Congress is eyeing the competitive implications of Verizon’s $4 billion worth of deals to buy spectrum from the cable companies, hoping to understand how the deals could affect both wireless and wireline markets. Much like those of us at GigaOM, some in the Senate are wondering if this is a cease-fire in terms of broadband competition, both in the air and on the ground.
A pessimistic view is that the deals could lead to consumers’ getting stuck five or 10 years out with slower broadband than the rest of the world and no competitive impetus to move the U.S. forward. On the wireless side, the purchases of spectrum potentially eliminate the threat or the existence of a new player that could lower prices and keep Verizon and AT&T “honest.” That’s why Congress, the FCC, and perhaps the Justice Dept. should ask a lot of questions about these deals and the attendant marketing agreements between the cable companies and Verizon.
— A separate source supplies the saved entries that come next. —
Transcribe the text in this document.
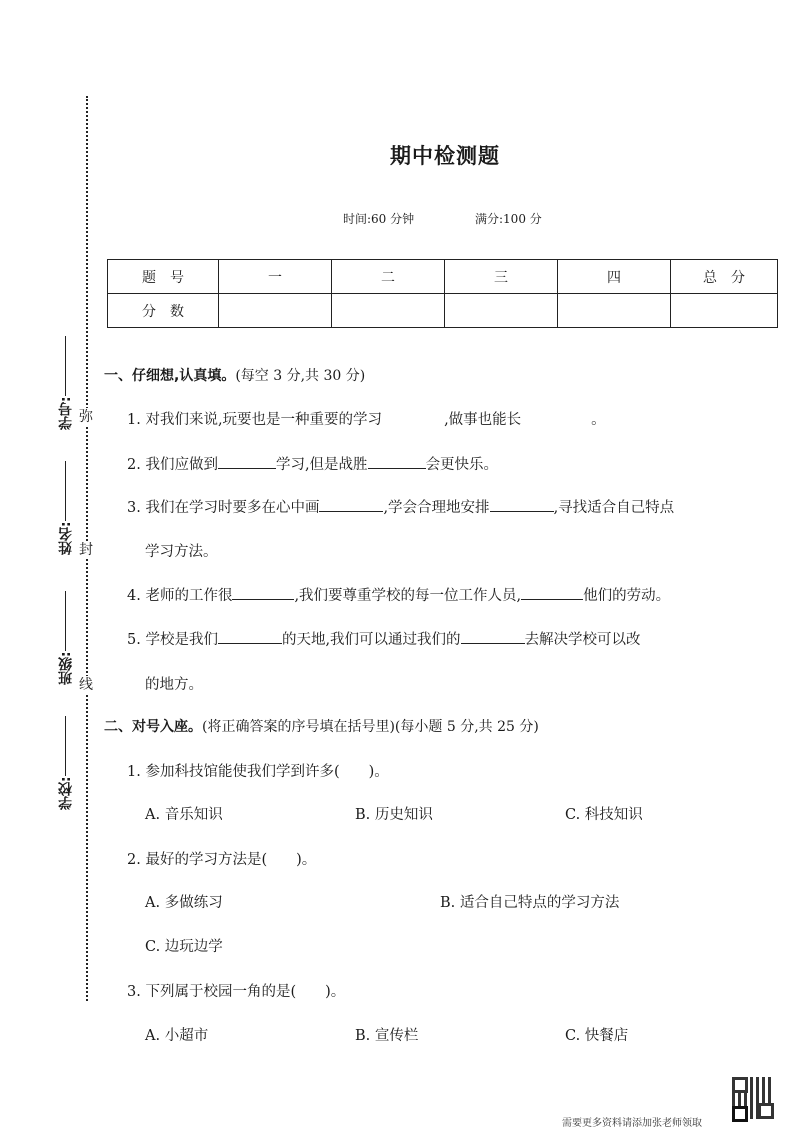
弥
封
线
学号:
姓名:
班级:
学校:
期中检测题
时间:60 分钟	满分:100 分
题　号	一	二	三	四	总　分
分　数					
一、仔细想,认真填。(每空 3 分,共 30 分)
1. 对我们来说,玩要也是一种重要的学习	,做事也能长	。
2. 我们应做到	学习,但是战胜	会更快乐。
3. 我们在学习时要多在心中画	,学会合理地安排	,寻找适合自己特点
学习方法。
4. 老师的工作很	,我们要尊重学校的每一位工作人员,	他们的劳动。
5. 学校是我们	的天地,我们可以通过我们的	去解决学校可以改
的地方。
二、对号入座。(将正确答案的序号填在括号里)(每小题 5 分,共 25 分)
1. 参加科技馆能使我们学到许多(　　)。
A. 音乐知识	B. 历史知识	C. 科技知识
2. 最好的学习方法是(　　)。
A. 多做练习	B. 适合自己特点的学习方法
C. 边玩边学
3. 下列属于校园一角的是(　　)。
A. 小超市	B. 宣传栏	C. 快餐店
需要更多资料请添加张老师领取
While they’re at it, regulators and legislators should ask a few other things, such as why the cable companies announced their deals with Verizon a mere three days after AT&T withdrew its petition to the FCC to approve its T-Mobile deal. Knowing the deal was unlikely to go through and that AT&T would soon be in the market to replace the spectrum it couldn’t get from T-Mobile, why wouldn’t the cable companies hold off, knowing they could then pit AT&T’s and Verizon’s bids against each other?
Was it likely that AT&T, which was willing to spend $39 billion on T-Mobile, would walk away from SpectrumCo without even matching Verizon’s $3.6 billion bid for Comcast, Time Warner Cable, and Bright House Networks’ airwaves, and its later $315 million bid for Cox’s licenses? Recall that around this time, analysts expected AT&T to pay a 77 percent premiumfor Dish on speculation that AT&T was out for its spectrum. At that premium, Dish would be worth almost $23 billion.
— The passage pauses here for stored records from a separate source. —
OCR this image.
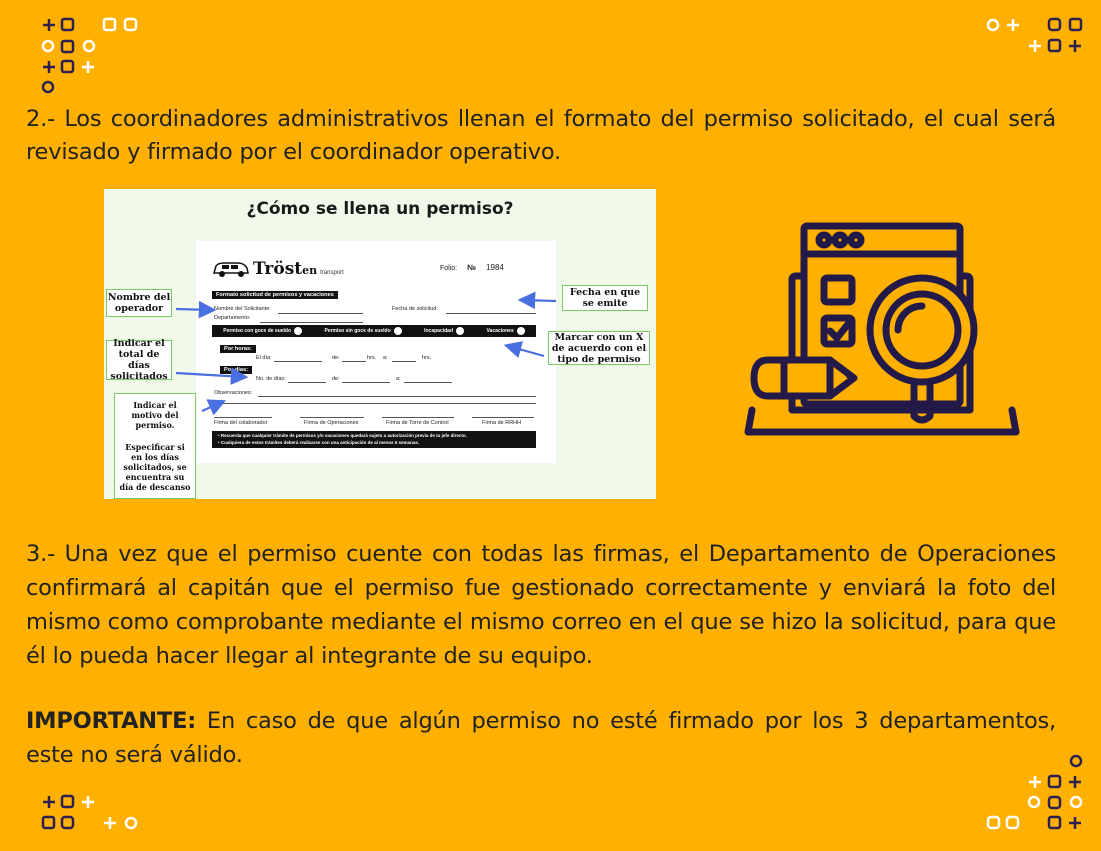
2.- Los coordinadores administrativos llenan el formato del permiso solicitado, el cual será revisado y firmado por el coordinador operativo.

¿Cómo se llena un permiso?
Trösten transport
Folio: № 1984
Formato solicitud de permisos y vacaciones
Nombre del Solicitante:	Fecha de solicitud:
Departamento:
Permiso con goce de sueldo	Permiso sin goce de sueldo	Incapacidad	Vacaciones
Por horas:
El día:	de:	hrs. a:	hrs.
Por días:
No. de días:	de:	a:
Observaciones:
Firma del colaborador	Firma de Operaciones	Firma de Torre de Control	Firma de RRHH
• Recuerda que cualquier trámite de permisos y/o vacaciones quedará sujeto a autorización previa de tu jefe directo.
• Cualquiera de estos trámites deberá realizarse con una anticipación de al menos 5 semanas.
Nombre del operador
Indicar el total de días solicitados

Indicar el motivo del permiso.

Especificar si en los días solicitados, se encuentra su día de descanso

Fecha en que se emite
Marcar con un X de acuerdo con el tipo de permiso

3.- Una vez que el permiso cuente con todas las firmas, el Departamento de Operaciones confirmará al capitán que el permiso fue gestionado correctamente y enviará la foto del mismo como comprobante mediante el mismo correo en el que se hizo la solicitud, para que él lo pueda hacer llegar al integrante de su equipo.

IMPORTANTE: En caso de que algún permiso no esté firmado por los 3 departamentos, este no será válido.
The day Verizon’s spectrum deals were announced, I laid out why Verizon may have done them and why Congress and the FCC should pay attention. In selling off their airwaves in exchange for some secret marketing agreements, the cable guys may have gotten Verizon off their backs in terms of its fiber-to-the-home deployments, leaving cable as the fastest broadband around in areas that don’t have FiOS.
The pessimistic view is that the cable guys would no longer face competition nor have a reason to keep pushing their wireline infrastructure. Today that’s not so bad, since most cable companies have deployed the faster DOCSIS 3.0 technology that can deliver up to 100 Mbps to homes, but it is depressing to consider that five years from now we may still have that same infrastructure and little opportunity to go forward, unless the cable companies want to invest in fiber to the home. And without Verizon or AT&T pushing them forward, why would they? It’s worth noting that Verizon’s FiOS plans helped jump-start the deployment of DOCSIS 3.0 services in areas where Verizon laid fiber.
Comcast is already bundling Verizon’s wireless services to its customers, as my colleague Kevin Fitchard pointed out on Wednesday, pushing ahead with the marketing deal even though the actual spectrum transfer and deal have yet to be approved. But in taking out the cable companies, Verizon may have killed the best chance of having a competitive wireless network. Comcast laid out in gory detail why it ultimately decided not to deploy a wireless network with its spectrum, but given the cable consortium’s spectrum holdings, cable’s burgeoning commitment to Wi-Fi, and the many cable set-top boxes in American homes, Comcast and the cable guys were the U.S.’s best chance of getting an alternative type of mobile network and creating some real competition in wireless.